Being that thin and that fresh, they took about thirty seconds to cook. And removing each strand of pasta off a coat hanger and putting it into the water took more than a minute. In other words, after an entire afternoon of cooking, we had mushy pasta.

Delicious, perfectly-sauced, mushy pasta.

Another thirty or sixty years of practice and we’ll wonder how anyone could find this difficult.

Advice to Authors

Here is a bit of advice: When we’re selling your at an event for you, don’t try to convince customers to buy the book by selling them from your own stash. At a discount. In front of us. Not cool. That might get you immediately banned from our shelves.

Portland, Maine: A Reader’s Paradise

I spent Saturday and Sunday up in Portland, Maine. Besides having some really fantastic food (Po’ Boys & Pickles has some of the best pulled pork outside of the South and Local 188’s brunch kicked ass), Portland has some really nice book stores.

I visited Rabelais on Middle Street, which is dedicated to books on food & drink. Paradise! I was eager to see what they had in the way of books on pasta. As I’ve mentioned before, there seems to be scant information on pasta making. I ended up buying two books with some chapters on making various shapes and types of pasta: Bugialli on Pasta by Giuliano Bugialli and The Splendid Table by Lynne Rosetto Kasper. I spent some time yesterday afternoon reading through some of it and there’s lots of great information.

While trying to find Longfellow Books on Monument Way, I ended up in Cunningham Books in Monument Square. The owner says this happens often. I also stumbled into a used book store on Congress street, but can’t remember the name! All I know is that there’s a giant bigfoot model to the right when you walk into the place. [Editor: Mr. Bookdwarf says that the place is Green Hand Books. Thanks!]

I can’t wait to get back up to Portland, both to eat and to find more books!
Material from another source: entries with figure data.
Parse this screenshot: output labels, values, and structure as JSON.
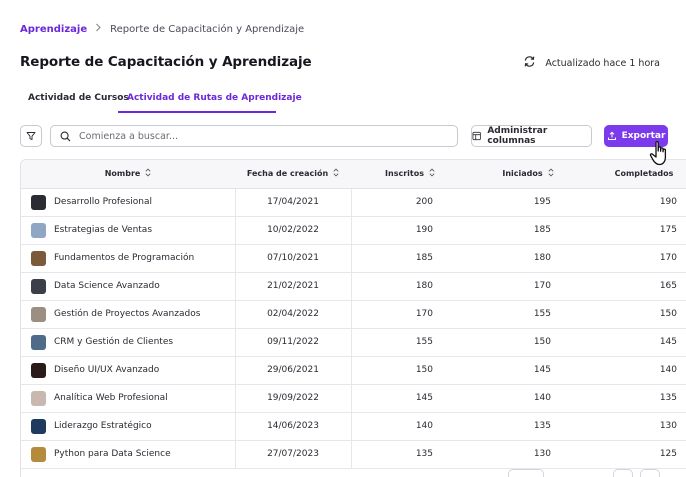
{
  "breadcrumb": {
    "parent": "Aprendizaje",
    "separator": ">",
    "current": "Reporte de Capacitación y Aprendizaje"
  },
  "page": {
    "title": "Reporte de Capacitación y Aprendizaje",
    "updated_label": "Actualizado hace 1 hora"
  },
  "tabs": [
    {
      "label": "Actividad de Cursos",
      "active": false
    },
    {
      "label": "Actividad de Rutas de Aprendizaje",
      "active": true
    }
  ],
  "toolbar": {
    "search_placeholder": "Comienza a buscar...",
    "manage_columns_label": "Administrar columnas",
    "export_label": "Exportar"
  },
  "table": {
    "columns": [
      "Nombre",
      "Fecha de creación",
      "Inscritos",
      "Iniciados",
      "Completados"
    ],
    "rows": [
      {
        "name": "Desarrollo Profesional",
        "date": "17/04/2021",
        "enrolled": "200",
        "started": "195",
        "completed": "190",
        "thumb_color": "#2b2b33"
      },
      {
        "name": "Estrategias de Ventas",
        "date": "10/02/2022",
        "enrolled": "190",
        "started": "185",
        "completed": "175",
        "thumb_color": "#8fa6c4"
      },
      {
        "name": "Fundamentos de Programación",
        "date": "07/10/2021",
        "enrolled": "185",
        "started": "180",
        "completed": "170",
        "thumb_color": "#7a5a3a"
      },
      {
        "name": "Data Science Avanzado",
        "date": "21/02/2021",
        "enrolled": "180",
        "started": "170",
        "completed": "165",
        "thumb_color": "#3a3f4a"
      },
      {
        "name": "Gestión de Proyectos Avanzados",
        "date": "02/04/2022",
        "enrolled": "170",
        "started": "155",
        "completed": "150",
        "thumb_color": "#9a8f80"
      },
      {
        "name": "CRM y Gestión de Clientes",
        "date": "09/11/2022",
        "enrolled": "155",
        "started": "150",
        "completed": "145",
        "thumb_color": "#4f6b8a"
      },
      {
        "name": "Diseño UI/UX Avanzado",
        "date": "29/06/2021",
        "enrolled": "150",
        "started": "145",
        "completed": "140",
        "thumb_color": "#2a1a1a"
      },
      {
        "name": "Analítica Web Profesional",
        "date": "19/09/2022",
        "enrolled": "145",
        "started": "140",
        "completed": "135",
        "thumb_color": "#c9b8b0"
      },
      {
        "name": "Liderazgo Estratégico",
        "date": "14/06/2023",
        "enrolled": "140",
        "started": "135",
        "completed": "130",
        "thumb_color": "#1e3a5f"
      },
      {
        "name": "Python para Data Science",
        "date": "27/07/2023",
        "enrolled": "135",
        "started": "130",
        "completed": "125",
        "thumb_color": "#b58a3a"
      }
    ]
  },
  "colors": {
    "accent": "#7c3aed",
    "accent_text": "#6d28d9",
    "border": "#c9c9d2"
  },
  "icons": [
    "chevron-right-icon",
    "refresh-icon",
    "filter-icon",
    "search-icon",
    "columns-icon",
    "upload-icon",
    "sort-icon",
    "hand-cursor-icon"
  ]
}
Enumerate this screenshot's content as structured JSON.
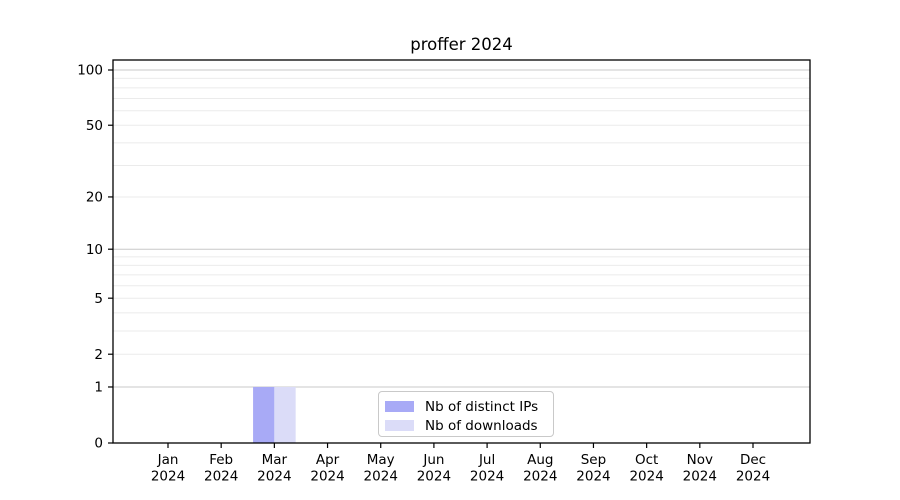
{
  "chart_data": {
    "type": "bar",
    "title": "proffer 2024",
    "categories": [
      "Jan",
      "Feb",
      "Mar",
      "Apr",
      "May",
      "Jun",
      "Jul",
      "Aug",
      "Sep",
      "Oct",
      "Nov",
      "Dec"
    ],
    "year_label": "2024",
    "series": [
      {
        "name": "Nb of distinct IPs",
        "color": "#a8aaf6",
        "values": [
          0,
          0,
          1,
          0,
          0,
          0,
          0,
          0,
          0,
          0,
          0,
          0
        ]
      },
      {
        "name": "Nb of downloads",
        "color": "#dbdcf8",
        "values": [
          0,
          0,
          1,
          0,
          0,
          0,
          0,
          0,
          0,
          0,
          0,
          0
        ]
      }
    ],
    "y_scale": "log1p",
    "ylim": [
      0,
      113
    ],
    "y_ticks": [
      0,
      1,
      2,
      5,
      10,
      20,
      50,
      100
    ],
    "y_major_gridlines": [
      1,
      10,
      100
    ],
    "y_minor_gridlines": [
      2,
      3,
      4,
      5,
      6,
      7,
      8,
      9,
      20,
      30,
      40,
      50,
      60,
      70,
      80,
      90
    ],
    "grid": true,
    "legend_position": "lower center"
  },
  "colors": {
    "axis": "#000000",
    "tick_label": "#000000",
    "major_grid": "#c8c8c8",
    "minor_grid": "#ebebeb",
    "legend_border": "#c9c9c9",
    "background": "#ffffff"
  }
}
More Pasta Making Adventures

 Trenette Genovese

Trenette Genovese

I’m on a quest to make all of the different types of pasta that I can at home. Coincidentally one of my favorite summer dishes is Trenette Genovese that I discovered in Mario’s Molto Italiano a few years back; it’s a Ligurian dish of pasta, pesto, potatoes, and green beans. Already having made some pesto earlier in the week, I had at hand some small potatoes from my farm share and thought I had some snap peas from the farmers market to subsitute for the green beans. Turns out they were shelling peas! Oh well, I used them anyway with good results. I ended up with the alliterative dish of Pasta with Pesto, Peas, and Potatoes.

I’m discovering that there is not a lot of information on how to make various types of pasta. Pasta dough recipes flourish, but instructions on making the shapes are elusive. Trenette is a narrow flat pasta similar to linguine. I decided to try my hand at hand cut noodles. After making the dough by hand and letting it rest, I used the Kitchen Aid attachment to roll out the dough to pretty thin sheets. I dusted them generously with semolina and folded them loosely before cutting into strips with my largest knife. The trick was not letting the humid kitchen make the dough stick together.

Then it was a simple matter of boiling the water and throwing in the potatoes first. I decided it would be simpler to boil everything together. I waited until the potatoes were close to done, threw in the pasta for a minute or two and added the peas, which just needed a minute themselves. Drained it all and added pesto and of course some parmesan on top. The picture above is of the finished dish. It was delicious last night and tasted great served cold for my lunch today!